Du point de vue obstétrical, la voie d´accouchement ne devrait pas être influencé par la présence d´une infection à SARS-CoV-2, mais guidée par les indications obstétricales habituelles et l´état clinique de la patiente. Les efforts expulsifs peuvent être compromis par le gêne respiratoire et doivent être écourtés par l´utilisation d´un instrument (forceps, ventouse, spatule...). Le recours à une césarienne peut être indiqué chez les patientes qui présentent une détresse respiratoire (indication de sauvetage maternel). En cours de travail, une surveillance du rythme cardiaque fœtal et de l´état hémodynamique maternel doit être constante comme habituellement. Sur le plan analgésique, une anesthésie péridurale devrait être privilégiée pour diminuer le risque d´intubation lié à une anesthésie générale en cas de césarienne en urgence. La thrombopénie souvent observée en cas d´infection COVID-19 justifie un contrôle du taux des plaquettes de façon régulière notamment à l´entrée en salle de travail. Évidemment, des précautions particulières doivent être prises au sein du personnel soignant notamment minimiser le nombre de personnes en contact avec une patiente infectée et insister sur le port de matériel de protection tel que blouses et masques. Dans notre établissement, nous préconisons des mesures supplémentaires par port de masques ultra-filtrants (FFP2) et de lunettes lors de l´accouchement, en raison du risque d´aérosolisation.

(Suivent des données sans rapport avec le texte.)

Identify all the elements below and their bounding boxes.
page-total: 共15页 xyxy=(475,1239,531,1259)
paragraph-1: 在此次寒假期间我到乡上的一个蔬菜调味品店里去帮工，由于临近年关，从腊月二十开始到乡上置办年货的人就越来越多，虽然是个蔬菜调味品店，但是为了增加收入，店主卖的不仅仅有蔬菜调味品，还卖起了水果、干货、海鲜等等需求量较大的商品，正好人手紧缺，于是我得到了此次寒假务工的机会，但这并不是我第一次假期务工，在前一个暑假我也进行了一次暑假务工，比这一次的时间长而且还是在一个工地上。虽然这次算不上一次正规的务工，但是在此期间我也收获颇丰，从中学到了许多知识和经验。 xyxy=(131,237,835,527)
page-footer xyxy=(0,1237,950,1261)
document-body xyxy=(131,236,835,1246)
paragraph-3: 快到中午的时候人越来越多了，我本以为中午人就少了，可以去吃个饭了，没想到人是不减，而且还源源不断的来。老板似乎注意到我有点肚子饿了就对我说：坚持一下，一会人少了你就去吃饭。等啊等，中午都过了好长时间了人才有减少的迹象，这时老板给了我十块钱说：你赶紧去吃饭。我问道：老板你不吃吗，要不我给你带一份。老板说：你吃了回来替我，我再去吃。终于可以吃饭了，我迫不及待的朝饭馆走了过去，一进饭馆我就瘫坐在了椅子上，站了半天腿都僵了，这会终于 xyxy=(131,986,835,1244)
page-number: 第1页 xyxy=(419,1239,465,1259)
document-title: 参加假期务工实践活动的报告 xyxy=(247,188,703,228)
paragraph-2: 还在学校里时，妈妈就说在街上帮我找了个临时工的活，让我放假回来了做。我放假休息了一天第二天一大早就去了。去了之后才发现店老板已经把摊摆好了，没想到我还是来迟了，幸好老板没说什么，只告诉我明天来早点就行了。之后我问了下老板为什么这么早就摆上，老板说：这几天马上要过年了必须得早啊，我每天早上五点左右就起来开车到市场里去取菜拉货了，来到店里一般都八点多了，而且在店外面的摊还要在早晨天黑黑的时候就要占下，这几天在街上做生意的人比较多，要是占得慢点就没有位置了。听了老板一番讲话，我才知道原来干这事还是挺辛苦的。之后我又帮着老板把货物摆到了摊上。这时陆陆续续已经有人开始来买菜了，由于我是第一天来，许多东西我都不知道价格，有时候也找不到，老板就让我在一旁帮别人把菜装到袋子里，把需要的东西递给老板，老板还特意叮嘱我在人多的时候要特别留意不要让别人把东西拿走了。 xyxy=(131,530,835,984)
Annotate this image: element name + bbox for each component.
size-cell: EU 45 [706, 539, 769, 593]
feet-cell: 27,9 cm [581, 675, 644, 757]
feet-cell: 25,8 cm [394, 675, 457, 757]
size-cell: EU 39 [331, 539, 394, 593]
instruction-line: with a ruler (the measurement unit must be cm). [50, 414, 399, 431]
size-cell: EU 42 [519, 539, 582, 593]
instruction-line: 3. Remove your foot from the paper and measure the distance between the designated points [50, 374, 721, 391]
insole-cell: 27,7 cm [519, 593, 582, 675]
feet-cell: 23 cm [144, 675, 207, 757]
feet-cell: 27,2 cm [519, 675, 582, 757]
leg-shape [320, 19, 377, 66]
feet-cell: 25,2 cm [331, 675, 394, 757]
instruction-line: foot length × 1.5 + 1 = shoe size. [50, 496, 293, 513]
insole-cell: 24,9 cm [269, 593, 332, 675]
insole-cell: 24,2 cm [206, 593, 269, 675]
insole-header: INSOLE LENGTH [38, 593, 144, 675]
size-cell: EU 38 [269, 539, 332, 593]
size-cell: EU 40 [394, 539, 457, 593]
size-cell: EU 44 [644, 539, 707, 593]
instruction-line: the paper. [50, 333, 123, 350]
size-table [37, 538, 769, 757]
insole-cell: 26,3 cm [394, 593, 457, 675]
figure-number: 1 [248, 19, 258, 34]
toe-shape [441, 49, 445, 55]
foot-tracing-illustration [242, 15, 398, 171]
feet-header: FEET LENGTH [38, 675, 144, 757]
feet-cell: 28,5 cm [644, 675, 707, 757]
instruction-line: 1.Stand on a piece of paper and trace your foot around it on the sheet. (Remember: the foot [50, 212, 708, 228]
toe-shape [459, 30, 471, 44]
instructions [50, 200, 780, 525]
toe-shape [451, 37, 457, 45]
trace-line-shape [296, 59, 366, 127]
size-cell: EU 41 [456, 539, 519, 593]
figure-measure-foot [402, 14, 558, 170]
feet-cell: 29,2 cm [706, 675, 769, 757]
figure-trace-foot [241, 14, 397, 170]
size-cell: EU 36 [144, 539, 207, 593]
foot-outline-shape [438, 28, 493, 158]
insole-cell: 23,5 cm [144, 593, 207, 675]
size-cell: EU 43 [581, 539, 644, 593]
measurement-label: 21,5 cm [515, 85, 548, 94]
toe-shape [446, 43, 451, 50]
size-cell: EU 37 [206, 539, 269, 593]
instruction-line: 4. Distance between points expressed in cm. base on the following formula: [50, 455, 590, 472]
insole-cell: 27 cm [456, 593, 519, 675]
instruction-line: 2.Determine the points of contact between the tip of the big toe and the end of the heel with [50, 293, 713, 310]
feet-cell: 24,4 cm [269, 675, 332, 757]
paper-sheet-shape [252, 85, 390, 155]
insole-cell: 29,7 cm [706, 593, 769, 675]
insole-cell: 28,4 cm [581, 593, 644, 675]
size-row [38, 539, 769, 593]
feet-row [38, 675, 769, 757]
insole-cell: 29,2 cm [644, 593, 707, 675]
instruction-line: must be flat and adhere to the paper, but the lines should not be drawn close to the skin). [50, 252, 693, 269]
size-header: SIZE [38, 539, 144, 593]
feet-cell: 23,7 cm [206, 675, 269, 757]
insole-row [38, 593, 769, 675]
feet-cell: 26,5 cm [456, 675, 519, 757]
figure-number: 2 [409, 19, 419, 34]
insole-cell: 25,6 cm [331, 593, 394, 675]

L´allaitement présente d´importants effets bénéfiques pour le développement du nouveau-né et pour le lien mère-enfant. À ce jour, aucun cas de transmission lié à cette pratique n´a été décrit et le virus n´a pas été retrouvé dans le lait maternel. Ainsi, une infection COVID-19 ne représente pas une contre-indication à l´allaitement si les précautions lors du soin au nouveau-né, tels que le lavage des mains, la désinfection du sein et le port du masque sont respectées.
Le monde entier en particulier médical s´est retrouvé face à une nouvelle situation inquiétante lors de cette pandémie COVID-19. Les recommandations et les directives sur la prise en charge des patientes enceintes infectées COVID-19 obéissent à de perpétuelles modifications et ceci essentiellement en raison des données scientifiques récentes et des essais cliniques en cours. L´enregistrement de différentes données dans un registre international permettra dans l´avenir de mieux cerner les risques obstétricaux liés au COVID-19 et d´éclaircir les principes thérapeutiques les plus efficaces pour faire face à cette pandémie [11].
Les auteurs ne déclarent aucun conflit d´intérêts.
Tous les auteurs ont contribué à la conduite de ce travail. Tous les auteurs déclarent également avoir lu et approuvé la version finale du manuscrit.